Screwed to the melting frozen walk of dared-to-embrace stone,
concrete hard, imagined soft
only to overdue erections of loneliness
that turned feminine and speaks back wet, warm tears,
not to far removed from its common denominator,
Iced urine melting at dared hot death
That clings to life for love at thought of some response
Be it only the clay, dirt or pavement I behold in my
drunken, fevered search for a true woman’s groin,
Wanting me as I want her to never hate me
because we found refuge of satisfaction as two drunken stones
warmed themselves side by side
In outside our guttered ideas of opposite sides fucking.
“Do you understand that poem, Dr. Wallach?”
“Well, Charles, it certainly is a very personal expression.”
There endeth the original write-up.
My fellow Mingus afficionado, Angie Lane, notes that there is no mention of Fischer by name in Beneath The Underdog, and indeed this is so.
He is only referred to there as Chess Champ; it is the Wilner record that gives his name.
Wilner had the original manuscript (which was, incidently, at least three times the length of the published book), worked closely with Mingus’s wife for this record and risked the litigation, so it truly must be Fischer, and not, as kozmund has it, “…well…a different polygot chess prodigy.”
Charles’s other pal in Bellevue was The Dancer. I have no clues as to his identity. Mingus formed a plan that he, The Dancer and Chess Champ would teach the other inmates math, chess, languages and dancing. They were all for it, but within an hour Mingus is summoned by Bellevue head honcho Dr. Bonk who says, “Mr. Mingus is going to organize Bellevue for us. May I comment that compulsive organization is one of the prime traits of paranoia.” And that was the end of that.
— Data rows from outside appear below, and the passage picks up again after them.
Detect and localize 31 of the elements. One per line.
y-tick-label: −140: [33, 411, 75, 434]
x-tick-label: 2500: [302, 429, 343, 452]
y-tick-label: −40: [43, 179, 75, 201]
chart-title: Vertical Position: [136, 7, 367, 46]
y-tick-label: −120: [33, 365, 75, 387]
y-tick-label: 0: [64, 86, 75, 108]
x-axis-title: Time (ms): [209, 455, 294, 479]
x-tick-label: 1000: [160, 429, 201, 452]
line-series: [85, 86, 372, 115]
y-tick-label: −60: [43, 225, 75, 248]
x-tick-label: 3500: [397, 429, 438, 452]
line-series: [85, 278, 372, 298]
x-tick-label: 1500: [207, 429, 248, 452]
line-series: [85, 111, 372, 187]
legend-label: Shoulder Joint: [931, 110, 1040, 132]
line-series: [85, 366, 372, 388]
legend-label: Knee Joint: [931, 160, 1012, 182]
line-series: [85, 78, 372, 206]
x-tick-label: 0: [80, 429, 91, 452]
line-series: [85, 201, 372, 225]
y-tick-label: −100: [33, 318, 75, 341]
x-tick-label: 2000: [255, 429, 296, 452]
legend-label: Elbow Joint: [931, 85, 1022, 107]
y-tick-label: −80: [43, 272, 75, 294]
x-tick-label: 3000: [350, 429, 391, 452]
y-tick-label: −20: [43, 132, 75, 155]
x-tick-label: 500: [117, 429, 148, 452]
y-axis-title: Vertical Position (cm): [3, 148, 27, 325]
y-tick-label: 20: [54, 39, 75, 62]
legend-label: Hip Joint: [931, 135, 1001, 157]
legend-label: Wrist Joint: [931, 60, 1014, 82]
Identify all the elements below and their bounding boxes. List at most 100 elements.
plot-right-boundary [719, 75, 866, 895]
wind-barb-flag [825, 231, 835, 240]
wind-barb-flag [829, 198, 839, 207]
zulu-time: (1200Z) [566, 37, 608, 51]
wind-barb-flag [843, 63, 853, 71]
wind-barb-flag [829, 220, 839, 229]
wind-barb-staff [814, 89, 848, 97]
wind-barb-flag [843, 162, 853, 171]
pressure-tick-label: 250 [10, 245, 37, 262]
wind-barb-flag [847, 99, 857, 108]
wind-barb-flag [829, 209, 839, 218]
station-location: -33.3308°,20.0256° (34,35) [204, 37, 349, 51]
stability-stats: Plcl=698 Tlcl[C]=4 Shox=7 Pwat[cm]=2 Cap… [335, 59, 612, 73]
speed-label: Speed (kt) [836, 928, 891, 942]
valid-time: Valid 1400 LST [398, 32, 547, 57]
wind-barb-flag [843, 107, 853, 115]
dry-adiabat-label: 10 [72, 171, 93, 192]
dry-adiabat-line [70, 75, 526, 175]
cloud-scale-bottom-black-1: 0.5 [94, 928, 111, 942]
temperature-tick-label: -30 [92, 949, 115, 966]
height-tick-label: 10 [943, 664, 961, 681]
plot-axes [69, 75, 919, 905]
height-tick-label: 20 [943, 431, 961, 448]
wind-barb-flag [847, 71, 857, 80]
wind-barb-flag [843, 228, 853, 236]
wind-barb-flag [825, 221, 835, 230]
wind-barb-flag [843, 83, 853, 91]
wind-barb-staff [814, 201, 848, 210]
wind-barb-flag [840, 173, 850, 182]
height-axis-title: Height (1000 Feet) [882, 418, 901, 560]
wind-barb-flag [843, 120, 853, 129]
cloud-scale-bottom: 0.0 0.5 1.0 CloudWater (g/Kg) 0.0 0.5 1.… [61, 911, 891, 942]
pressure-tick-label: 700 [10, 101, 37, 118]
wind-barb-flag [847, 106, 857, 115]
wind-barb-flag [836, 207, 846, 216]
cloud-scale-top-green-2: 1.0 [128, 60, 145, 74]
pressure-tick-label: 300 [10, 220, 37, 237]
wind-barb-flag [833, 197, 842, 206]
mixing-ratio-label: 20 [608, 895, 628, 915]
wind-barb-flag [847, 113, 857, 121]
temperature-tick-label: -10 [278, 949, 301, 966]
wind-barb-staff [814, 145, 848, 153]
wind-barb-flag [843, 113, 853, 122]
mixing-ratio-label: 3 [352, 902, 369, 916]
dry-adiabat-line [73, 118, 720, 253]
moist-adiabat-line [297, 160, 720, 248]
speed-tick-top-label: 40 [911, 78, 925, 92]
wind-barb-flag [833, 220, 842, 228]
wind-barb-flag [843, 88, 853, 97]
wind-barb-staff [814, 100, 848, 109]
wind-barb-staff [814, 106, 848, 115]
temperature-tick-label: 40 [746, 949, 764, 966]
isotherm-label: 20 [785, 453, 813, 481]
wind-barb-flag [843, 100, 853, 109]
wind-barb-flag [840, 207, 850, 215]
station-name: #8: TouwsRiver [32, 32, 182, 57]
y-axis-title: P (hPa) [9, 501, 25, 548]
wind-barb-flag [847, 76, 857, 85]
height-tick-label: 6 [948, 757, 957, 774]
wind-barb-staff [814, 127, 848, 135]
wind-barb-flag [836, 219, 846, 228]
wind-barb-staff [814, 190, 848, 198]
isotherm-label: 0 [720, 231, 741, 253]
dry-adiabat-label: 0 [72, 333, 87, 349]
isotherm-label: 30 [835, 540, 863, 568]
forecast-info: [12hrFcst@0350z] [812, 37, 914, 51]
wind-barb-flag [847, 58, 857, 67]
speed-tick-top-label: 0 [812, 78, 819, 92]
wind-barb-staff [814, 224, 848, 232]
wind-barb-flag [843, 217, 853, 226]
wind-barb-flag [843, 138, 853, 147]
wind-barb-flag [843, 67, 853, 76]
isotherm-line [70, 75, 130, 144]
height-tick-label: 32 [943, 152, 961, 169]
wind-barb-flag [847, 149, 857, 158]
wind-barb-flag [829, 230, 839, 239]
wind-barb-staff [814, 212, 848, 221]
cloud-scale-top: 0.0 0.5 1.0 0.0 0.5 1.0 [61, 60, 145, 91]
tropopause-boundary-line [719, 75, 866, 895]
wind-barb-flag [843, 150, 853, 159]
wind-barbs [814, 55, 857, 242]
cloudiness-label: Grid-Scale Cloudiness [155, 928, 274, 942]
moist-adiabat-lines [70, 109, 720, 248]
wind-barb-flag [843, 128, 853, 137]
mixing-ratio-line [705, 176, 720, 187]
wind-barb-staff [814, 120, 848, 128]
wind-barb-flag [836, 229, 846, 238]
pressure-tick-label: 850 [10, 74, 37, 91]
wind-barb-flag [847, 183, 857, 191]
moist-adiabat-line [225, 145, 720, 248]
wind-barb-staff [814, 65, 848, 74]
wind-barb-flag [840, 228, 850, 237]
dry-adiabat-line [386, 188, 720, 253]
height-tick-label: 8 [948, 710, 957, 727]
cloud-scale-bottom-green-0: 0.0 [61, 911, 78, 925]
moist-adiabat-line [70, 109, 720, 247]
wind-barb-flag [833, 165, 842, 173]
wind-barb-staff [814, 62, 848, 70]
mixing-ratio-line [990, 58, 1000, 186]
Hear “Hellview of Bellevue” on Mingus, Charles’ second album for Candid Records, recorded at Nola Penthouse Sound Studios, New York, New York on October 20th, and November 11, 1960, with Eric Dolphy (alto saxophone, bass clarinet); Charles McPherson (alto saxophone); Booker Ervin (tenor saxophone); Lonnie Hillyer, Ted Curson (trumpet); Jimmy Knepper, Britt Woodman (trombone); Nico Bunick, Paul Bley (piano); Dannie Richmond (drums).